Kuwait in talks for Jurassic gas retender

17 September 2013

Fresh blow to Kuwait’s gas production plans

State-upstream operator, Kuwait Oil Company (KOC) is set to make a decision on whether to retender the stalled Jurassic gas scheme in the north of the country, with major implications for Kuwait’s future gas production targets.

Sources in Kuwait tell MEED that after almost three years, the local Kharafi National has not secured financing and is unable to proceed with the project.

Awarded in late 2010, the $1.56bn deal covers the construction of a second phase of early production facilities at the Jurassic field located in the north of Kuwait. The project was aimed at producing 100,000 barrels a day (b/d) of wet sour crude oil and up to 510 million cubic feet a day (cf/d) of gas, along with a sulphur granulation plant.

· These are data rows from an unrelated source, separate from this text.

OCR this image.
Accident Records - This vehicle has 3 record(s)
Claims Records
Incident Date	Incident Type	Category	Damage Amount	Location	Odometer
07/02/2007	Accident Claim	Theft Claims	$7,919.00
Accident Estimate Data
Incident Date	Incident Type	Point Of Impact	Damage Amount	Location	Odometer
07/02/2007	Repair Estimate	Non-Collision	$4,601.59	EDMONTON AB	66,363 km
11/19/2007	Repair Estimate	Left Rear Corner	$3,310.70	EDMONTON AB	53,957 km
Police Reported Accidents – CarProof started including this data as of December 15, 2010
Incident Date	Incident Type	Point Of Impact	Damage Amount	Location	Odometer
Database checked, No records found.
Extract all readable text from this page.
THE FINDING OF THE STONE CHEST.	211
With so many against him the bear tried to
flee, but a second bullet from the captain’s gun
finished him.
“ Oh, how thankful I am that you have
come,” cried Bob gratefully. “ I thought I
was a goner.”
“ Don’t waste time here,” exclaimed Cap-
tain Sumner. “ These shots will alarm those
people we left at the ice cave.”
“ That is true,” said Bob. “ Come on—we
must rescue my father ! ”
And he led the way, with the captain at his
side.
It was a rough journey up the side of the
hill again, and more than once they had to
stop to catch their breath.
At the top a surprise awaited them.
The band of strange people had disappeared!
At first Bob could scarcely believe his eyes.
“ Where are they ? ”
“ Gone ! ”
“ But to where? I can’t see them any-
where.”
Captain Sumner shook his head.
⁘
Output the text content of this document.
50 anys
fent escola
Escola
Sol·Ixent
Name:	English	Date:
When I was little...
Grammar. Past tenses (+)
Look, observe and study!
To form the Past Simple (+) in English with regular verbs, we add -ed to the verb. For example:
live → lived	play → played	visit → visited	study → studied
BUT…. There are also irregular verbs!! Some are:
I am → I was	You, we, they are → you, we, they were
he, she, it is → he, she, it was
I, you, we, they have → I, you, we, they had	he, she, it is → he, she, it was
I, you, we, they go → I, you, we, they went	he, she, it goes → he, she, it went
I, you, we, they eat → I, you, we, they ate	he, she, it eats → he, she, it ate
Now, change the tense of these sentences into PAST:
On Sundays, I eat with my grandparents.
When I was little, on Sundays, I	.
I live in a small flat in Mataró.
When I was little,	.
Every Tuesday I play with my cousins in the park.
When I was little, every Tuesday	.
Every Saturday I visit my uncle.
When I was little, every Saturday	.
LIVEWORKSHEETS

The scheme is notable for its use of the build-own-transfer (BOT) contracting model, where the plants will be owned by the contractor for a period of five years, before being handed over to KOC. However, this contracting model has also been a major obstacle to its progress.

“The project was supposed to be financed by Kharafi, but the conditions are not favourable. They have not come up with a bankable contract,” says a source close to the project.

“KOC did not like what Kharafi offered. It would be better to do it as a design-build-operate (DBO) project, rather than build-own-transfer (BOT),” adds the source.

Planned for completion in 2013, the EPF-2 project has already been slow to move ahead. Kharafi National signed the UK’s Petrofac as its engineering, procurement and construction (EPC) subcontractor in September 2012, after terminating an early deal with Italy’s Saipem. Kharafi and Petrofac have been working on the front-end engineering and design (feed), but no procurement packages have been released.

“Petrofac put the brakes on and want resolution,” says another source in Kuwait.

“It is a total mess. Kharafi is in. So any new arrangement, even if it is retendered, will have to include them in one form or another,” says Kamil al-Harami, an independent oil analyst based in Kuwait City.

One option for KOC is to ask Kharafi to complete the design work, which will form the basis of a new tender, which Kharafi will be able to bid on again. KOC must now make a decision on whether to retender the deal, dropping the current contracting model that requires financing, or to continue as it is, leaving the project moribund.

The scheme forms a critical part of Kuwait’s hopes of boosting non-associated gas production to approximately 1 billion cf/d by 2016, less than three years away. Production currently comes from two Jurassic gas fields, Umm Niga and Sabriyah, totaling about 50,000 b/d of condensates and 140 million cf/d of sour gas.